Le monde compte une nouvelle femme à la tête d’un Etat. Certes, il s’agit d’un petit Etat puisqu’en l’occurrence nous parlons de la cité-État de Singapour. C’est donc Halimah Yacob, qui a été nommée mercredi, première femme présidente de l’histoire ce pays. Petit bémol, elle a bien été nommée, pas élue démocratiquement.
Halimah Yacob, une musulmane et issue de la minorité malaise, n’est pas une inconnue dans le paysage politique de Singapour. Elle fut déjà la première femme, en 2013, à diriger le Parlement.
Son ascension est facilitée par le fait qu’elle appartient au Parti d’Action Populaire. Le PAP dirige le pays sans discontinuité et réelle contestation depuis son indépendance en 1965. Halimah Yacob avait démissionné en août pour être autorisée à se lancer dans la course à la présidentielle.
Un beau parcours pour cette mère de famille de cinq enfants. Elle est issue d’une des minorités singapouriennes, celle des musulmans malais. Notons, que la majorité de la population est chinoise (74 %). Elle profite de la réforme constitutionnelle de 2016, qui permet à des représentants de différentes communautés ethniques d’accéder à la tête de l’État. A 63 ans, elle devient la 8e présidente de Singapour pour un mandat de six ans et première présidente issue d’une communauté étrangère.

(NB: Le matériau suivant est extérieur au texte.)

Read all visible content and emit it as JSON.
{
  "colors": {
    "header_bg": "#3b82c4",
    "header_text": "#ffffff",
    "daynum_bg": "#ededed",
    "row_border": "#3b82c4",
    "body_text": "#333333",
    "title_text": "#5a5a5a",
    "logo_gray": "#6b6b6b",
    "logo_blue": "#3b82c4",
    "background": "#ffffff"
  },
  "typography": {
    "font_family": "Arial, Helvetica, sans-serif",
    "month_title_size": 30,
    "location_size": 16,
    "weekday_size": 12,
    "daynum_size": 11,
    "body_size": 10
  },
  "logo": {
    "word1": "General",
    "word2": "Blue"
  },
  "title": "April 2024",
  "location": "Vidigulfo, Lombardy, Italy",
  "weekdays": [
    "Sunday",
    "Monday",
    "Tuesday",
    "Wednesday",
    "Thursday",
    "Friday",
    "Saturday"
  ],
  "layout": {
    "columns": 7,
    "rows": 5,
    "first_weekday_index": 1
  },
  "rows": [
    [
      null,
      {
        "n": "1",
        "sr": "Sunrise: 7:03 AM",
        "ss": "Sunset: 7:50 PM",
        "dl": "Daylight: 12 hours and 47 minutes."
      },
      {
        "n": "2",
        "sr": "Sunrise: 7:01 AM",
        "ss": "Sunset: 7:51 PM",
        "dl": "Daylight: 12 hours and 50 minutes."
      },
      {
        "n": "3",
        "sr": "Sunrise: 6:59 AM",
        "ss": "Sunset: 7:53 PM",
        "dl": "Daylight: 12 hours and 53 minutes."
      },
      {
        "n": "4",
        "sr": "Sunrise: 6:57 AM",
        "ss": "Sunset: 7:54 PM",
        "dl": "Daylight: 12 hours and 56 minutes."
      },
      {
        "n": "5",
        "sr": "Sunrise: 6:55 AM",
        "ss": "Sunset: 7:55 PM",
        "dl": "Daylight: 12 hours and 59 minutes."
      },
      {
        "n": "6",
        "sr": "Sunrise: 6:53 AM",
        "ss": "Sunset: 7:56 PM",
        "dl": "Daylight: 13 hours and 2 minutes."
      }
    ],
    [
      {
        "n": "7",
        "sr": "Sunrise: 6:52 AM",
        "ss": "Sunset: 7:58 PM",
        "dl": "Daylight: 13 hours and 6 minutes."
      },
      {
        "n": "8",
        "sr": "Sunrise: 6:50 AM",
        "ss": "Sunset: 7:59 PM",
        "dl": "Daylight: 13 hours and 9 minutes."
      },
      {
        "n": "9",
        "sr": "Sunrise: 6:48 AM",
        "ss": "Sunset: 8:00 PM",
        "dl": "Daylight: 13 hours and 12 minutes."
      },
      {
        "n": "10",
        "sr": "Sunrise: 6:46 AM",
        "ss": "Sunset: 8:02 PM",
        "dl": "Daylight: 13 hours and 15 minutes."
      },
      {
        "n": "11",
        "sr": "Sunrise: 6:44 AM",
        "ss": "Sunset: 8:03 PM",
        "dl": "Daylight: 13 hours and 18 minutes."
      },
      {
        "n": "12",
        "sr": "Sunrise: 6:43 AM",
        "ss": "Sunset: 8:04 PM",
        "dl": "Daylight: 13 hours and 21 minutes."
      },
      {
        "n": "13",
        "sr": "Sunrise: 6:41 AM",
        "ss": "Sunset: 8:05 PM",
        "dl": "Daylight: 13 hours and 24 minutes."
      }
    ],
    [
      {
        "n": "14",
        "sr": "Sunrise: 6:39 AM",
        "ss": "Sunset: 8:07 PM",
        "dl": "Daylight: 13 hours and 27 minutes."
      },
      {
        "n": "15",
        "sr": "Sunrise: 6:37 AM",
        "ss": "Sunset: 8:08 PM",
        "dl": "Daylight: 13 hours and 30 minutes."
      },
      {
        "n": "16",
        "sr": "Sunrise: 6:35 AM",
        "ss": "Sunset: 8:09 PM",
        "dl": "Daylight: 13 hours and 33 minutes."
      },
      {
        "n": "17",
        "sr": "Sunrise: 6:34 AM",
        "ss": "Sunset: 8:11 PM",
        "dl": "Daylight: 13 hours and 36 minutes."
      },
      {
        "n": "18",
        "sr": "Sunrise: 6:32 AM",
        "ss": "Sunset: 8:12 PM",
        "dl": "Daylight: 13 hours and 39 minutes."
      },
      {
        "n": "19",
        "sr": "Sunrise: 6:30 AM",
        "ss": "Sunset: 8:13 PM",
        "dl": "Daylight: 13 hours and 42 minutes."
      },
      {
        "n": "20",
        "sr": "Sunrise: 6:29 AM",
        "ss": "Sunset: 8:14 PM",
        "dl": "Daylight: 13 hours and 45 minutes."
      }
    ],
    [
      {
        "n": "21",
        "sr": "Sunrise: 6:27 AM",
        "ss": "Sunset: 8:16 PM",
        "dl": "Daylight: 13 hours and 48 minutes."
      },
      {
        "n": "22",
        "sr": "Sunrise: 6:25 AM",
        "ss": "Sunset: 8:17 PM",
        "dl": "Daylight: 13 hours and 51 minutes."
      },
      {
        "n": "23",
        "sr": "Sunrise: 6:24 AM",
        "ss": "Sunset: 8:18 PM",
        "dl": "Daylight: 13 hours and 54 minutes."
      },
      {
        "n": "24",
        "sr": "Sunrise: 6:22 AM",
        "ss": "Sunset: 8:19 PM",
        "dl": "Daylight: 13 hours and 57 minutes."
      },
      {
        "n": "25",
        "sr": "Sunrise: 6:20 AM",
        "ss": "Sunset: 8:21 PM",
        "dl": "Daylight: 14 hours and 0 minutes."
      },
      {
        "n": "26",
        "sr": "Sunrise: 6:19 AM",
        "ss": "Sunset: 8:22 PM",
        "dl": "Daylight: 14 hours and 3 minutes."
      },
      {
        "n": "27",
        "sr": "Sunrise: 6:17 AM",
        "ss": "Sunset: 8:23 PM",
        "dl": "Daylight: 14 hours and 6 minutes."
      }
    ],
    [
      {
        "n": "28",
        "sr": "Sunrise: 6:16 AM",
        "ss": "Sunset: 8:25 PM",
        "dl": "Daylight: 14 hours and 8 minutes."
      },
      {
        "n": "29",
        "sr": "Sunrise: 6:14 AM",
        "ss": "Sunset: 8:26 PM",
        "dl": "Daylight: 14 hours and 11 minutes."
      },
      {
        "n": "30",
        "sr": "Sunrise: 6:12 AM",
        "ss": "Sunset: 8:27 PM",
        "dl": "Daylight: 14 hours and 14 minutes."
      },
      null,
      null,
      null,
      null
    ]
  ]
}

Les féministes de tout pays et les autres pourraient s’en réjouir sans retenue. Il y a là un symbole dans une société traditionnellement patriarcale et une concrète avancée du multiculturalisme et de la diversité.
Cependant, toutes ces « avancées » semblent être parfaitement contrôlées, voire initiées par le Parti en place. Cette accession au pouvoir laisse un goût amer dans sa forme, car elle s’est tout simplement obtenue par l’élimination de ses deux principaux rivaux, des hommes d’affaires qui ne remplissaient pas les critères d’éligibilité.
En effet, quel contraste entre Halimah Yacob issue du parti en place et automatiquement qualifiée avec son mandat de députée, et de l’autre côté, deux autres candidats, les hommes d’affaires Salleh Marican et Farid Khan, déclarés finalement inéligibles par les autorités.
Ils n’ont pas pu se présenter, car ils sont issus du secteur privé et ils ne pouvaient attester d’une expérience de trois ans de travail à la tête d’une entreprise dotée d’un capital d’au moins 310 millions d’euros. Les autorités veulent à la tête du pays quelqu’un, qui a fait preuve de sa capacité de gestion et a déjà eu de grosses responsabilités.
En pratique, cela revient à être, soit sorti du moule de la haute administration où règne depuis 52 ans le PAP ou avoir été nommé (sous le contrôle du PAP) à la tête d’une grosse entreprise. Une autre éventualité est d’être très riche. C’est une pratique, qui peut expliquer le règne sans partage du même Parti, dans un pays où la liberté d’expression est de plus, étroitement contrôlée. Les élections n’apparaissent alors que comme pures formalités, dont on peut même se passer apparemment.
Pour sa part, Halimah Yacob ne boude pas son plaisir et déclare, « bien qu’il n’y ait pas eu d’élection, mon engagement de vous servir reste le même ».